Q.19 What are the sensations carried by spinothalamic tracts?

  • Anterior spinothalamic tract: Sensation of crude touch and pressure.
  • Lateral spinothalamic tract: Sensation of pain and temperature.

Q.20 What are the functions of spinocerebellar tracts?

These carry proprioceptive impulses arising in muscle spindles, Golgi tendon organs, and other proprioceptive receptors of lower limbs.

Dorsal tract: Impulses concerned with fine coordination of muscles controlling posture and movements of individual muscles.

Ventral tract: Concerned with movements of limb as a whole.

Q.21 What is the function of various descending spinal tracts?

These influence the activity of ventral column neurons both alpha and gamma, through internuncial neurons, affecting both contraction and tone of skeletal muscle. They also influence the transmission of afferent impulses through ascending tracts.

Q.22 What are `ligamentum denticulata'? What is their function?

These are toothed processes extending from pia to dura, pushing the arachnoid before them. They leave the pia midway between anterior and posterior nerve roots and serve to suspend the spinal cord in the midline.

Q.23 What is ‘conus medullaris’?

It is the lower end of the spinal cord which is conical. The apex of the conus continues downwards as filum terminale, up to the first coccygeal space.

Q.24 What is ‘cauda equina’?

The spinal cord gives rise to spinal nerves which pass out through intervertebral foramina. Below the L1 vertebra, nerve roots become more and more oblique to reach respective intervertebral foramina.
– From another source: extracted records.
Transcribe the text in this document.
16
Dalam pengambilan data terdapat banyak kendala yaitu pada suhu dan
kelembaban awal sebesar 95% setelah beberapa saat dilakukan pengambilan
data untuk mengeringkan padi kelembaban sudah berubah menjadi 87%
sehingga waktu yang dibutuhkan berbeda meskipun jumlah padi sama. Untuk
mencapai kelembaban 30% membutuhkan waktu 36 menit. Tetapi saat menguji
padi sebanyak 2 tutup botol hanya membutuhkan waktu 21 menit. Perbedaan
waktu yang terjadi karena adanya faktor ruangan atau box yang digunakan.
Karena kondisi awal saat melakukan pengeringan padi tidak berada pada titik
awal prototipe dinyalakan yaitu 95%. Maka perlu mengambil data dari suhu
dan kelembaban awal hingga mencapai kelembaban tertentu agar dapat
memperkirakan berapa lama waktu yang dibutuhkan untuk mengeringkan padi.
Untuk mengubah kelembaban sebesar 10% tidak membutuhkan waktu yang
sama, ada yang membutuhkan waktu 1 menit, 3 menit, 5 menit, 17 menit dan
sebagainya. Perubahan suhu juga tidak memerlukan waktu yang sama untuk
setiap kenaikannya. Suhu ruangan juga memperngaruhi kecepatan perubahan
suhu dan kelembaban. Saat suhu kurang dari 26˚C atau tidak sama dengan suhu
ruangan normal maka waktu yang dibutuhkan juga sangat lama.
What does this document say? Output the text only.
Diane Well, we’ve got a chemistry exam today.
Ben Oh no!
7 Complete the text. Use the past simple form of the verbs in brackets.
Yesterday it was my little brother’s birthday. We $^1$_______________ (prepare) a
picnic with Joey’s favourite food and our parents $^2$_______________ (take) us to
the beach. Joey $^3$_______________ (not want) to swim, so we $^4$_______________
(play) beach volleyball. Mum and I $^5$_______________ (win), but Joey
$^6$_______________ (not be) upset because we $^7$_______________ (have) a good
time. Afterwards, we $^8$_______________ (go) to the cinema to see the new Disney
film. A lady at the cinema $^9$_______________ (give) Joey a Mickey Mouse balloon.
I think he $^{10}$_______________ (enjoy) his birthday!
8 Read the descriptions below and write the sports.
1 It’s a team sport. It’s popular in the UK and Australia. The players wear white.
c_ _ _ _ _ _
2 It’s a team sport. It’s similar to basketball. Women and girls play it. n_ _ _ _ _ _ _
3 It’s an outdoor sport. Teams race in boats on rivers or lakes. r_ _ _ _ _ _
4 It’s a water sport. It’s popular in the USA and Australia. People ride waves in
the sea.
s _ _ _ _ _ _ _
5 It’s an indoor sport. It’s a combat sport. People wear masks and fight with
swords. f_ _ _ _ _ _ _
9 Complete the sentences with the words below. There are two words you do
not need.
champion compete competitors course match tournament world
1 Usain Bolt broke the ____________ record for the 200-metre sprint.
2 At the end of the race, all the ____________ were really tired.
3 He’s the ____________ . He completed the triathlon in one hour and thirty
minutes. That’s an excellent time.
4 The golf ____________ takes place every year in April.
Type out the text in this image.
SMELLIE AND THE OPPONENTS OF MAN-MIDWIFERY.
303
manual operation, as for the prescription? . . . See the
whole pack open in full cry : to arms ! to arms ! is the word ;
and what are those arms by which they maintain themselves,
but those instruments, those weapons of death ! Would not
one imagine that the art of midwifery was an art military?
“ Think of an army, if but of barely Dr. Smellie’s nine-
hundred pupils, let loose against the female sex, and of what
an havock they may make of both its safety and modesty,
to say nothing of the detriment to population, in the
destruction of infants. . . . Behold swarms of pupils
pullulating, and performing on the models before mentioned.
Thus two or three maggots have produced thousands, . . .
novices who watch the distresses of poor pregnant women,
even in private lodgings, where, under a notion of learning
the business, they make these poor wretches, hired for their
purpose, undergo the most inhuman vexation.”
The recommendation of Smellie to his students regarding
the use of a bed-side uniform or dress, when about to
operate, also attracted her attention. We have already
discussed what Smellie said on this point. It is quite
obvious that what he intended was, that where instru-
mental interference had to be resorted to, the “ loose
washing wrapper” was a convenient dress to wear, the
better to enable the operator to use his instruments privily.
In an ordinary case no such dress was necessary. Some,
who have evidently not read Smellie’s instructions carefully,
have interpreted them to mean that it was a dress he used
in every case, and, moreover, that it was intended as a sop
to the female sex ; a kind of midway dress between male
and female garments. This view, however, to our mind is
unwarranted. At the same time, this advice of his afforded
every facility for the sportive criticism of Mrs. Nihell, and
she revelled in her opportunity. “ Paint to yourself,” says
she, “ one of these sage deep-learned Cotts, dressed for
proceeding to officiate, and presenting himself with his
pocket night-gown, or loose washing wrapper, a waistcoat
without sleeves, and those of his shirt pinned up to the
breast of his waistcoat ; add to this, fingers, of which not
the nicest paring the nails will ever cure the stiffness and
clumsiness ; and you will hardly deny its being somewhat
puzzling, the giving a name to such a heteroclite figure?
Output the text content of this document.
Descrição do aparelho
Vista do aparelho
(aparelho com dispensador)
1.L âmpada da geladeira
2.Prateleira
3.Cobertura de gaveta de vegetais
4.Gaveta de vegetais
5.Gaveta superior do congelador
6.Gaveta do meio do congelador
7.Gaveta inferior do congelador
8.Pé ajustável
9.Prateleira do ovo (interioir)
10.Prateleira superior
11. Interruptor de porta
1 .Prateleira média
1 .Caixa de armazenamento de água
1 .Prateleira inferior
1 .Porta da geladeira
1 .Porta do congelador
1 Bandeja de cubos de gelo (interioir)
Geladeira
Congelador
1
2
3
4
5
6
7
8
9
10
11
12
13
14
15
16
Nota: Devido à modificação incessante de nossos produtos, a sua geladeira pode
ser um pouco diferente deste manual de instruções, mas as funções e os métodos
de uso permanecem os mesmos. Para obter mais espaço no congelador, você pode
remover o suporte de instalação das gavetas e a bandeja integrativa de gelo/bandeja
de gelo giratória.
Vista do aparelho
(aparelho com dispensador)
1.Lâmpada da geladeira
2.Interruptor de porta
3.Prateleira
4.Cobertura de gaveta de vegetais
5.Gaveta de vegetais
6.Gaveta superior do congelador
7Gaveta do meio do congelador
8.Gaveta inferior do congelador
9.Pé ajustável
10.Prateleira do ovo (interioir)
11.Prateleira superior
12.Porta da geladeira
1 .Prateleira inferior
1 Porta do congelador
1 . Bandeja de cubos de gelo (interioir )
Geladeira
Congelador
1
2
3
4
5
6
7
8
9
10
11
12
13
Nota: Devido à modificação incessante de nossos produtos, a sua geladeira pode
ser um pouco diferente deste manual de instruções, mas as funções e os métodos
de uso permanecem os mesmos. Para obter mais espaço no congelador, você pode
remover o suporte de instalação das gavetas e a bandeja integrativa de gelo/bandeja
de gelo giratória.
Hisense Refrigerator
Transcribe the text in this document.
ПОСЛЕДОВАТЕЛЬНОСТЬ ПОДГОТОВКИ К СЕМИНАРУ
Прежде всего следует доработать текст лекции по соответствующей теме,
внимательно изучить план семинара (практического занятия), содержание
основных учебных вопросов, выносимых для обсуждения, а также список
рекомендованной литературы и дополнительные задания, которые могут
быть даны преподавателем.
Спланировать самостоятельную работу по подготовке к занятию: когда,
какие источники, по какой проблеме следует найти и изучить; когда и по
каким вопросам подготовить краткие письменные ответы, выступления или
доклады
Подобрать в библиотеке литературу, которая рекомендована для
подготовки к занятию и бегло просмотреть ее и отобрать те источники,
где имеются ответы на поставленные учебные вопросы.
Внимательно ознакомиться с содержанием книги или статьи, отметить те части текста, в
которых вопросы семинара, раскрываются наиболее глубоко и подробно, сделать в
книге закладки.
The bundle of lumbar and sacral nerve roots below the termination of the spinal cord is termed cauda equina.

Q.25 What is cauda equina syndrome?

Compression of cauda equina gives rise to flaccid paraplegia, saddle anesthesia, which is known as cauda equina syndrome.

Q.26 What are the effects of the complete transection of the spinal cord?

In the region below section, there is a complete loss of sensation with flaccid muscle paralysis.

Q.27 What is Tabes dorsalis?

 It is a degenerative disease of posterior columns and posterior nerve roots, which is characterized by loss of proprioception (position sense).

Q.28 What is Brown-Séquard’s syndrome?

It occurs in the hemisection of the spinal cord.

It is characterized by:

  • Paralysis of the affected side below the lesion (Corticospinal tract).
  • Loss of proprioception and fine discrimination on affected side below lesion (Fasciculus cuneatus and gracilis).
  • Loss of pain and temperature sense on the opposite side below the lesion (Spinothalamic tract).

Q.29 At what site lumbar puncture is done?

Lumbar puncture is done to withdraw CSF from subarachnoid space at the level between L3 and L4 vertebra.